Mediapart a en effet pu consulter de nombreux éléments inédits, notamment issus du dossier judiciaire, qui permettent de renforcer significativement la piste évoquée dès 2013 par France Football : celle d’un pacte conclu lors d’un déjeuner à l’Élysée le 23 novembre 2010, neuf jours avant le vote attribuant le Mondial, entre Nicolas Sarkozy (alors président de la République), Tamim al-Thani (l’actuel émir du Qatar) et Michel Platini (qu’on ne présente plus).
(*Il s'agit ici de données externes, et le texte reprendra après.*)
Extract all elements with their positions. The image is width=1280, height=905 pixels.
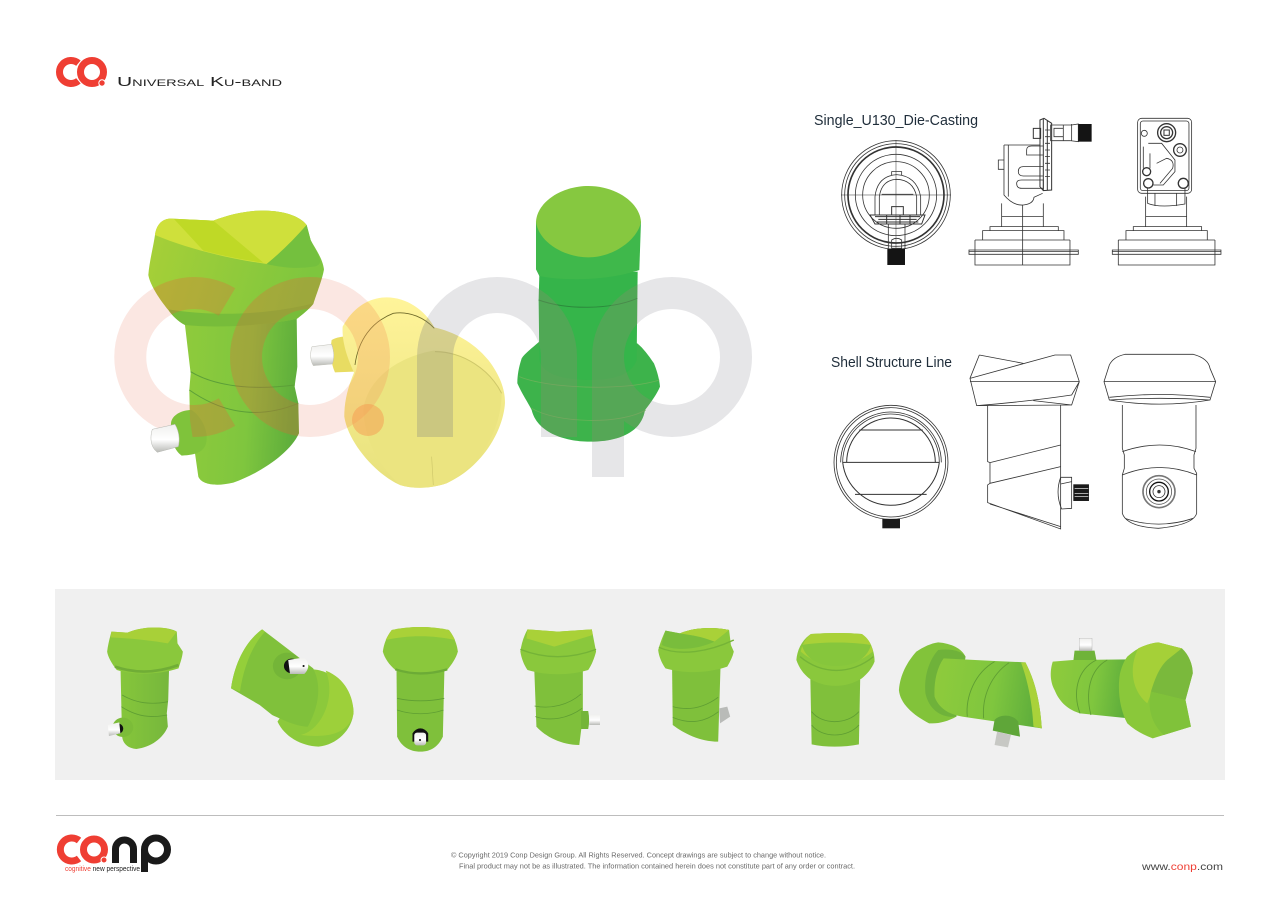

L’ancien numéro 10 des Bleus, qui était à l’époque président de l’UEFA et vice-président de la Fifa, se serait laissé convaincre de changer son vote et de le donner au Qatar. En contrepartie, le président Sarkozy aurait obtenu que l’émirat achète les droits télé du foot français et aide ses amis Arnaud Lagardère (en entrant au capital de son groupe) et Sébastien Bazin (en lui rachetant le PSG).
Le 19 juin 2019, les policiers de l’OCLCIFF, l’office anticorruption de la PJ, ont interrogé comme suspects Michel Platini et deux anciens collaborateurs du président Sarkozy soupçonnés d’avoir participé au déjeuner : son secrétaire général Claude Guéant et sa conseillère sportive de l’époque Sophie Dion. Michel Platini dit n’avoir « strictement rien à se reprocher » et « être totalement étranger à des faits » qui le « dépassent ».
Pour comprendre la myriade d’intérêts et dévoiler les détails significatifs qui peuplent le dossier, nous avons choisi de raconter, dans une série en trois volets, l’histoire secrète de ce « Qatargate » où s’entremêlent amitiés, raison d’État et intérêts financiers.
Avec, pour point de départ, un épisode jusqu’ici inconnu : le lobbying de Michel Platini, pour offrir l’Euro 2016 à la France et à son ami Nicolas Sarkozy. Car selon une note de l’Élysée, c’est « Platoche » qui a, en 2010, « sécurisé » les sept votes de la victoire, alors même qu’il présidait l’organisation qui attribuait la compétition. Michel Platini a avoué, lors de sa garde à vue, qu’il n’aurait pas dû « s’immiscer dans ce vote ».
Contactés par Mediapart, Michel Platini, Nicolas Sarkozy, Tamim al-Thani et Sophie Dion n’ont pas répondu (voir notre Boîte noire). L’avocat de Claude Guéant nous a indiqué que son client « ne répond qu’à la justice, seule en charge des investigations dans cette affaire ».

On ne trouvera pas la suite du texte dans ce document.